Damnez-vous donc par des fautes aimables,



Agnès Sorel sut en user ainsi.
On ne lui peut reprocher en sa vie
Que les douceurs d’une tendre folie.
Je lui pardonne, et je pense qu’aussi
Dieu tout clément aura pris pitié d’elle :
En paradis tout saint n’est point pucelle ;
Le repentir est vertu du pécheur[2].



Quand Jeanne d’Arc défendait son honneur,
Et que du fil de sa céleste épée
De Grisbourdon la tête fut tranchée,
Notre âne ailé, qui dessus son harnois
Portait en l’air le chevalier Dunois,
Conçut alors le caprice profane
De l’éloigner, et de l’ôter à Jeanne.
Quelle raison en avait-il ? L’amour,
Le tendre amour, et la naissante envie
Dont en secret son âme était saisie.
L’ami lecteur apprendra quelque jour
Quel trait de flamme, et quel idée hardie[3]
Pressait déjà ce héros d’Arcadie.
L’animal saint eut donc la fantaisie
De s’envoler devers la Lombardie ;
Le bon Denys en secret conseilla
Cette escapade à sa monture ailée.

Vous demandez, lecteur, pourquoi cela.
C’est que Denys lut dans l’âme troublée
De son bel âne et de son beau bâtard.
Tous deux brûlaient d’un feu qui tôt ou tard
Aurait pu nuire à la cause commune,
Perdre la France, et Jeanne, et sa Fortune.
Denys pensa que l’absence et le temps
Les guériraient de leurs amours naissants.
Denys encore avait en cette affaire
Un autre but, une bonne œuvre à faire.
Craignez, lecteur, de blâmer ses desseins ;
Et respectez tout ce que font les saints.

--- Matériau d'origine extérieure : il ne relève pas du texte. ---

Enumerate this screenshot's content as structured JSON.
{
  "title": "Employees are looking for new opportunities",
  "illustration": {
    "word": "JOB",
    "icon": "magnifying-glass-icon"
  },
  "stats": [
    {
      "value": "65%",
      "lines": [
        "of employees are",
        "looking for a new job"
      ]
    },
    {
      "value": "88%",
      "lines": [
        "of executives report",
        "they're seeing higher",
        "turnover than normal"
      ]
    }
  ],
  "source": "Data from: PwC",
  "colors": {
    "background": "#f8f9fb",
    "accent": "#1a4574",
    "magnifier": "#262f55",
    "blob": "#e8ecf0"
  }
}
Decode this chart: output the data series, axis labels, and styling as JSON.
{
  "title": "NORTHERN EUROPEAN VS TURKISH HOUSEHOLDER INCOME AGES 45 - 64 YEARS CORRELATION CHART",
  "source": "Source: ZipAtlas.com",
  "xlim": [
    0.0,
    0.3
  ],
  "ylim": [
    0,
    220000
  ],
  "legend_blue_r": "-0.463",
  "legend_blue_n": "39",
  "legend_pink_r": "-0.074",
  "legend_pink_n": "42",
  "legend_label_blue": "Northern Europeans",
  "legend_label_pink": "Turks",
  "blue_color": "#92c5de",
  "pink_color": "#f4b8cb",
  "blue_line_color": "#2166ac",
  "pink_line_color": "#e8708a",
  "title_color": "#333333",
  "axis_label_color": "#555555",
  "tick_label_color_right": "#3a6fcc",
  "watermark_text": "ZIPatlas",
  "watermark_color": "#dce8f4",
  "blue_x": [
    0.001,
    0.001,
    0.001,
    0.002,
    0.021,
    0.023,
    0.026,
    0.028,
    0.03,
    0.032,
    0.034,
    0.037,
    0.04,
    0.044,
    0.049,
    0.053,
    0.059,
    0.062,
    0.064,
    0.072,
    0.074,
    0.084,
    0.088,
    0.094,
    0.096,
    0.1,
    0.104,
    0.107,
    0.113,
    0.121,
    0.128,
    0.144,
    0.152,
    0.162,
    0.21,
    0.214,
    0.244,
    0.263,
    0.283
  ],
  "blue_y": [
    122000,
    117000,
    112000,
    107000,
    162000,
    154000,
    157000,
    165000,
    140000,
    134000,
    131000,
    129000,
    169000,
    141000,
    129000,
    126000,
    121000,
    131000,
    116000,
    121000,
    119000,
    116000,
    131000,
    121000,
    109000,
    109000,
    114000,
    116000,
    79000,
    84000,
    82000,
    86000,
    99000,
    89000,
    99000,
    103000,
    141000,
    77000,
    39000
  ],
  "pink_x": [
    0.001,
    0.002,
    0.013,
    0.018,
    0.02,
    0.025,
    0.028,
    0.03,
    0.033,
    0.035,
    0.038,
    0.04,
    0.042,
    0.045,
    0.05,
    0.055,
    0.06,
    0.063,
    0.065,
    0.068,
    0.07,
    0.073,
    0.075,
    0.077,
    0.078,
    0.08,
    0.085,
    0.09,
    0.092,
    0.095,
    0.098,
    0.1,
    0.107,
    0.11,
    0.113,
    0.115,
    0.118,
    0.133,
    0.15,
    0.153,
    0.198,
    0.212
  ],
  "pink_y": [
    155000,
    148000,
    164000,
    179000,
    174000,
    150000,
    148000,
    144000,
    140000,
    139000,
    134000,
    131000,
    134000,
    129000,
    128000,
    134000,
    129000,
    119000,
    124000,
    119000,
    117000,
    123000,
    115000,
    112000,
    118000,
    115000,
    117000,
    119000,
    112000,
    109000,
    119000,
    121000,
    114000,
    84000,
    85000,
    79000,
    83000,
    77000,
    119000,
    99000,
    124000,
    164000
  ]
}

L’âne céleste, où Denys met sa gloire,
S’envola donc loin des rives de Loire,
Droit vers le Rhône, et Dunois stupéfait
A tire d’aile est porté comme un trait.
Il regardait de loin son héroïne,
Qui, toute nue, et le fer à la main,
Le cœur ému d’une fureur divine,
Rouge de sang se frayait un chemin.
Hermaphrodix veut l’arrêter en vain ;
Ses farfadets, son peuple aérien,
En cent façons volent sur son passage ;
Jeanne s’en moque, et passe avec courage.
Lorsqu’en un bois quelque jeune imprudent
Voit une ruche, et, s’approchant, admire
L’art étonnant de ce palais de cire ;
De toutes parts en essaim bourdonnant
Sur mon badaud s’en vient fondre avec rage,
Un peuple ailé lui couvre le visage :
L’homme piqué court à tort, à travers ;
De ses deux mains il frappe, il se démène,
Dissipe, tue, écrase par centaine
Cette canaille habitante des airs.
C’était ainsi que la Pucelle fière
Chassait au loin cette foule légère.



A ses genoux le chétif muletier,
Craignant pour soi le sort du cordelier,
Tremble et s’écrie : " O Pucelle ! ô ma mie !
Dans l’écurie autrefois tant servie !
Quelle furie ! épargne au moins ma vie ;
Que les honneurs ne changent point tes mœurs !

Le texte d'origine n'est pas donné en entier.